Nor do any of the additional factors which Judge FRIENDLY throws into the scales merit serious consideration. His opinion says there are at least two factors which tend to reduce the actual values of verdicts given plaintiffs — inflation and the fact that the plaintiff must pay a reasonable percentage of the recovery to his attorney.
As to inflation, what tomorrow’s values will do with today’s dollar can hardly be argued to be more harmful to plaintiffs than to defendants. We can only deal in today’s dollar. On any other basis any trial would soon be out of hand with only the sky as the limit. Defendants too must live with inflation, be they railroads or individuals; indeed railroads seem to have even more difficulty with inflation than do individuals. A plaintiff receiving a large amount will invest the money in all likelihood in such a manner that he *43will have some protection against both inflation and deflation.

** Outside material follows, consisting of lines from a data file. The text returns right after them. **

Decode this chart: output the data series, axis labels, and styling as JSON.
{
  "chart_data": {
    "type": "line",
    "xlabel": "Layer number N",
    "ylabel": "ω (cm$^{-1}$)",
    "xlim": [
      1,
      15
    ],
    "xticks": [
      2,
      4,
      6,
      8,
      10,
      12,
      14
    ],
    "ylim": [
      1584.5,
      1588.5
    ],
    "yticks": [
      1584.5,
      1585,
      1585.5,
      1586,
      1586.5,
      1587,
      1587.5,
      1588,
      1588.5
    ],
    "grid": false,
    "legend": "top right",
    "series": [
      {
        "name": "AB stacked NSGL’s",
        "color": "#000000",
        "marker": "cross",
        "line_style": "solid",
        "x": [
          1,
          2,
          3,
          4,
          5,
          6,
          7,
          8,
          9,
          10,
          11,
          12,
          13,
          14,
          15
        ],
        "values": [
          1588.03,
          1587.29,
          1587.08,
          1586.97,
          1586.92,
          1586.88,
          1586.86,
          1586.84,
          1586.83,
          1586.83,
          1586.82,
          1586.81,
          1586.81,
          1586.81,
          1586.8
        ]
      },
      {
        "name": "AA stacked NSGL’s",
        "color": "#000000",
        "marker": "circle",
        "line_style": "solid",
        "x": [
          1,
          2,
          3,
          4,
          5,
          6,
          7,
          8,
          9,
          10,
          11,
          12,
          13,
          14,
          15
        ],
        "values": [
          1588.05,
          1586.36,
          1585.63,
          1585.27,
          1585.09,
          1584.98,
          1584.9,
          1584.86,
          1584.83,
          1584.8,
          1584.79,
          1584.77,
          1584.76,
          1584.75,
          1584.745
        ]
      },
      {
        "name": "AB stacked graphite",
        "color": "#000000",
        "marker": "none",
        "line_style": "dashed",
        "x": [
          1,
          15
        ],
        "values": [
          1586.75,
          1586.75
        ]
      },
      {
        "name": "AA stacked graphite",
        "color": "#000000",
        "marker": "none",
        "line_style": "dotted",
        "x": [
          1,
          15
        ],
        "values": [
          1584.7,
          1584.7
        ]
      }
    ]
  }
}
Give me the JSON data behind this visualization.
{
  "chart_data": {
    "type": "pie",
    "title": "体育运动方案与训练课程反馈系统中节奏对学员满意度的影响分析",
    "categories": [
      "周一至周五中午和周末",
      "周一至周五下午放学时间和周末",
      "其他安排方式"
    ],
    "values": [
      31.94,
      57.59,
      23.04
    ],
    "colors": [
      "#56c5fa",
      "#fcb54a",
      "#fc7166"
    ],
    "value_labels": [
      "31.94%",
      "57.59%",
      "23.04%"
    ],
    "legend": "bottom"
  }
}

Judge FRIENDLY’S second suggestion is also a matter the consequence of which should not in fairness be visited upon a defendant under our present view that each party must pay his own attorney. It is true that contingent fees are the rule in these cases and plaintiffs consequently must forego a considerable percentage of the recovery. It is also true that a system which would charge the losing party with the real costs of litigation, including attorneys’ fees, has much to be said for it including the fact that under such a system fees would be more reasonable. But we should not excuse our failure properly to evaluate a major claim of future loss because of some factor for which the defendant is not responsible and over which he has no control.
In any event, Judge FRIENDLY concedes, as he must, that there may be cases involving plaintiffs of large potential earnings where failure to consider the income tax factor would produce an improper result. I submit that if the factor is relevant in any case it is relevant in every ease. It can hardly be seriously argued that an item of $773 over McWeeney’s life expectancy of 29 years, or about $22,000 before discount, is so insubstantial that a trial court may choose to disregard it.
In summary, it seems to me that it is manifestly unfair to a defendant to ignore the substantial item of income tax payments on future income. A minimum of 15% to 20% of an individual’s gross income is generally paid in income taxes. The percentage is often much higher. In most eases the factor of income tax payments on future earnings would be more subtantial than medical bills and other incidental expenses. It is grossly unfair to defendants to deny an instruction as to future income taxes when such instruction is requested and the record contains evidence as to taxes.
I would reverse and remand for a new trial with directions to charge 17 and 18 at the new trial.